Het eerste jaar werden al meerdere rassenvergelijkingen gedaan met meloenen en komkommers, werden asperges gepoot, fruitbomen geplant en werden er proeven gedaan met spinazie, aardbeien, radijs en dunsel. Tomatenrassen werden getest en vergeleken in een kleine loden kas. En ook met het druivenras Gros Colman werden proeven gedaan. Dat jaar werden meteen al eerste prijzen gewonnen voor meloenen, komkommers en peulvruchten bij een tentoonstelling in Amsterdam. In 1903 stond in het jaarverslag dat aangetoond is dat met het gebruik van kunstmest goede komkommers en meloenen kunnen worden geteeld. In 1909 werden experimenten uitgevoerd met het gebruik van elektrische straling. Het resultaat op de gewassen was nihil dus werd het experiment snel gestopt.[3] Het jaar werd afgesloten met een batig slot van 85,67 gulden. In het jaar erop werd de proeven uitgebreid met witlof, artisjokken, schorseneren, narcissen en perziken.

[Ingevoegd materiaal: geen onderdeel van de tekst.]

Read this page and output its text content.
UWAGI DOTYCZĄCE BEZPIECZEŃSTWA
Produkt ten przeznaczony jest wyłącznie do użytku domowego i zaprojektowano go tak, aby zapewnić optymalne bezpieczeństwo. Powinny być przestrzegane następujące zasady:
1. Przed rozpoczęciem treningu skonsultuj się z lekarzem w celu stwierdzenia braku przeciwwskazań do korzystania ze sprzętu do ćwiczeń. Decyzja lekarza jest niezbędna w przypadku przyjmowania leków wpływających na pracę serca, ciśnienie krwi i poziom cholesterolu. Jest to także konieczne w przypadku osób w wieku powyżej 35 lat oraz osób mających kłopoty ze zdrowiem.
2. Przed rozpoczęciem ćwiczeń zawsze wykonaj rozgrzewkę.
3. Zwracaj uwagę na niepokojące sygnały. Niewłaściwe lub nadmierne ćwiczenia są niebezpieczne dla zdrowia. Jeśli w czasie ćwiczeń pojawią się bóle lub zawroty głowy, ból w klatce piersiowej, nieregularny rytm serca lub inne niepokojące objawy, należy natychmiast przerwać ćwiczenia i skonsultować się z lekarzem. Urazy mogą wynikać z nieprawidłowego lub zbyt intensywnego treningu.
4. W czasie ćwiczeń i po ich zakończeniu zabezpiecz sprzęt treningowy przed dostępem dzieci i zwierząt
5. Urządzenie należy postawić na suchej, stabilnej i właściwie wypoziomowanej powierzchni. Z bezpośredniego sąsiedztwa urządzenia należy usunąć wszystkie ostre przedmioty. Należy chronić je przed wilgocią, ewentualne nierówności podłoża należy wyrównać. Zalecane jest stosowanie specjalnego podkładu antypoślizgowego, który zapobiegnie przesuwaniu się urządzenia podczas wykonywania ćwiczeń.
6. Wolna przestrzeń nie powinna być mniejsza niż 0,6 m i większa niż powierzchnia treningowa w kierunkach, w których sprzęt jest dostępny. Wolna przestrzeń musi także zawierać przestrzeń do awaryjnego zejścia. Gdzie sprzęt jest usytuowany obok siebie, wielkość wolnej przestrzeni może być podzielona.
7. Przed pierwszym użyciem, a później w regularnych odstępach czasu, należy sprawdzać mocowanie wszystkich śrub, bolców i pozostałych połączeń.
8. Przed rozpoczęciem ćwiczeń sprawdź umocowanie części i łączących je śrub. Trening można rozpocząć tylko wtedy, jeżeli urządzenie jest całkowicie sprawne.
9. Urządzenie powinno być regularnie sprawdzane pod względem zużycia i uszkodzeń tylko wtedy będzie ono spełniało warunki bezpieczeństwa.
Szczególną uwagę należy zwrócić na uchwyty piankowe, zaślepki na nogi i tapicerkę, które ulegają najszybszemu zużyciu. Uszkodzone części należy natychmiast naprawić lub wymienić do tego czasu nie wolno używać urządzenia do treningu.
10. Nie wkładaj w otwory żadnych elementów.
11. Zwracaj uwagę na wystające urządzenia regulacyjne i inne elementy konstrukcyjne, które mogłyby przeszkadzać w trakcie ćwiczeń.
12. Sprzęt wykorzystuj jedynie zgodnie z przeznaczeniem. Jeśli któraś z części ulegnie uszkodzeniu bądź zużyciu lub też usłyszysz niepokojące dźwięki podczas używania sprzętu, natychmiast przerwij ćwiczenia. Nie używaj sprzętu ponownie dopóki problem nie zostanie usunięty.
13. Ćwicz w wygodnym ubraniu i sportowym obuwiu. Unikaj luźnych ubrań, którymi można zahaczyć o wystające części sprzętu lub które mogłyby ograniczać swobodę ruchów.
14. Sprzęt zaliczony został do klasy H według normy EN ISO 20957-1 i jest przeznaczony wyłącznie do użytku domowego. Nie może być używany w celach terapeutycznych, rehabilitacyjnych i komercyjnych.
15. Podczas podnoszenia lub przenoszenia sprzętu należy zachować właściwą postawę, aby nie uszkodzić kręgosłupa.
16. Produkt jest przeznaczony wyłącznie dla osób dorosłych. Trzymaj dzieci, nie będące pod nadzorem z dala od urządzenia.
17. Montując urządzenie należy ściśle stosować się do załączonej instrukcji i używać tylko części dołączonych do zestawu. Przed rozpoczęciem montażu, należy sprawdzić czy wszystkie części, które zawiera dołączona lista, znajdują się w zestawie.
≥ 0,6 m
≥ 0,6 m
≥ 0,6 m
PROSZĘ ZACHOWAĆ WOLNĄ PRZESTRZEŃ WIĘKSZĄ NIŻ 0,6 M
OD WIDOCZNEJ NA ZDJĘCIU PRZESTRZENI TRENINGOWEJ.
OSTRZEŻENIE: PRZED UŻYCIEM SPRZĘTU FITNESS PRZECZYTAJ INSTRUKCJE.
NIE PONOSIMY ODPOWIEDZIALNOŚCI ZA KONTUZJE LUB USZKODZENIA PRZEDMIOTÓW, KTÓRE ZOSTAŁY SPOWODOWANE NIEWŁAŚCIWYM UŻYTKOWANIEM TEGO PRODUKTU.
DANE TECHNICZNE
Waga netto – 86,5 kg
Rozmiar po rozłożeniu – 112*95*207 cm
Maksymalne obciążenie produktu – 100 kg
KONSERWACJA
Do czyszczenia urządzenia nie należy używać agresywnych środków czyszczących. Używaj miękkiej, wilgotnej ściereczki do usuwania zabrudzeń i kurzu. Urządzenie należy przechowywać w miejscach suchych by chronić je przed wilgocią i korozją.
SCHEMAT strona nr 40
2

In 1910 werd een warenhuis gebouwd voor experimenten met de tomatenteelt. Er kwam een verwarmingsinstallatie, een serre en een waterleiding met een watertoren. Daarnaast werd een eerste innovatieve proef gedaan met assimilatiebelichting. Een experiment met grondverwarming op de teelt van komkommer, meloen, asperge en postelein werd een groot succes. De grond werd verwarmd met een aangeschaft stoomketeltje waarmee stoom met drainkokers in de grond werd gebracht. De proeftuin was een groot succes en het werd druk bezocht. Bezoekers kwamen vanuit het hele land. Een notabele onder de bezoekers was Koningin Wilhelmina die de tuin tweemaal bezocht.[4]

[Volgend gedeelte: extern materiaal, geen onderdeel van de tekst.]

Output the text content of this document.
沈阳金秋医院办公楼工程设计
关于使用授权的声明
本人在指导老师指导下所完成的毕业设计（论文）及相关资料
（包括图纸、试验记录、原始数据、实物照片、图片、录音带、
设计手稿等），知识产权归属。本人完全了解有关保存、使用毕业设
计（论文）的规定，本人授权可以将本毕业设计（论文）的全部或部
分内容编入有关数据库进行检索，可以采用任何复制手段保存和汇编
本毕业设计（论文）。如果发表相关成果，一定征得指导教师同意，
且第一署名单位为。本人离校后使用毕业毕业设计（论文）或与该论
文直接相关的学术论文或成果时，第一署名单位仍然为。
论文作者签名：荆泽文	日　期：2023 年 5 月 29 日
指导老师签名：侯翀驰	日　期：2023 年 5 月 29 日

Men wilde de proeftuin moderniseren met het uitbreiden van het glasareaal en de verwarmingsinstallaties maar vanwege het uitbreken van de Eerste Wereldoorlog ging dit niet door. Er heerste pessimisme in de tuinbouwsector. Opbrengsten van tuinbouwproducten namen af terwijl kosten waaronder die van brandstof toenamen.[5] Gedurende die jaren werden weinig proeven uitgevoerd door een tekort aan brandstof en kunstmest.

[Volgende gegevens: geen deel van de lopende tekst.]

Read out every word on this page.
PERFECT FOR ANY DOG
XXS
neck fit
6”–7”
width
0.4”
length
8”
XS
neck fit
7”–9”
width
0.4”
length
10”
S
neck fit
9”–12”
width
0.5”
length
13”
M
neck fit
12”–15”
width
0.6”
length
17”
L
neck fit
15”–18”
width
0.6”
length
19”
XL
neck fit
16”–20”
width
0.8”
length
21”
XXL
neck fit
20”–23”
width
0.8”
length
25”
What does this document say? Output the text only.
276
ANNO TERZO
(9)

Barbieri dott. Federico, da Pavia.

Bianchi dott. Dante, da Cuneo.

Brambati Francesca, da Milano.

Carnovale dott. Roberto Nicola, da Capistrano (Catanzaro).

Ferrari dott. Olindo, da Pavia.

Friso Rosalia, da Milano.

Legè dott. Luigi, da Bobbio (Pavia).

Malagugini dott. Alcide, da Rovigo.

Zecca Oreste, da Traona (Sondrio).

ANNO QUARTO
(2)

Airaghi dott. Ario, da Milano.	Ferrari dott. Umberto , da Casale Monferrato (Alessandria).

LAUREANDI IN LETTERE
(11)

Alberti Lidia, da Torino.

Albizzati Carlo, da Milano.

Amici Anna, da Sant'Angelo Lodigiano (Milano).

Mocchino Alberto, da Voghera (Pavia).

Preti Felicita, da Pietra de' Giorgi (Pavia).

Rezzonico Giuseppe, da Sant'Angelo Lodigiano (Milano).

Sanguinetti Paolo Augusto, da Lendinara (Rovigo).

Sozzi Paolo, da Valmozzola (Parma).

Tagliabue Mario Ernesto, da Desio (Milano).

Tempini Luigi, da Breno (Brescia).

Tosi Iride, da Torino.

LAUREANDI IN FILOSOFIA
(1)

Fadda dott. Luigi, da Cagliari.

Verhuizing naar de Zuidweg[bewerken | brontekst bewerken]

Ook na de oorlog zat er geen verbetering in, de rijkssubsidie was verminderd en van 1921 tot 1924 leek de proeftuin inactief te zijn. Het bestuur vroeg de aandeelhouders om de proeftuin te liquideren vanwege de benarde financiële situatie. Echter verwierpen de leden dit voorstel. Een nieuw bestuur werd geïnstalleerd, op financieel gebied werden een aantal wijzigingen doorgevoerd en er werd besloten de tuin te verkopen aan de groenteveiling Naaldwijk. De proeftuin verhuisde naar de Zuidweg waar een tuin was opgekocht. Het nieuwe complex kreeg een kantoor, laboratorium, schuur en ook een kleine proevenkas. De aandacht op vollegronds fruitteelt hield op, vanwege het verdwijnen van de betekenis in de streek. De focus kwam voornamelijk te liggen op de belangrijkste gewassen waaronder tomaat en druif. Op 15 juli 1925 werd de nieuwe proeftuin geopend.[6]

De nieuwe proeftuin deed veel aan rassenvergelijking en richtte zich op thema's als verzilting van de grond, rassenvergelijking en het gebruik van kunstmest. Ook deed het onderzoek naar bestrijding van gewasziekten als meeldauw, vruchtvuur en de werking van broeivuren. Tegen de aaltjesziekte vond het een oplossing door de grond te stomen. Dit bleek een groot succes. In 1926 werd begonnen met testen van koolzuurgas in combinatie met gewassen als spinazie, bloemkool, tomaat en druif. In 1927 werd de naam gewijzigd naam Proefstation van het Zuid-Hollands Glasdistrict omdat het zich ook richtte op bedrijven buiten het Westland.[7] Eind dat jaar had de proeftuin 2000 leden.[8]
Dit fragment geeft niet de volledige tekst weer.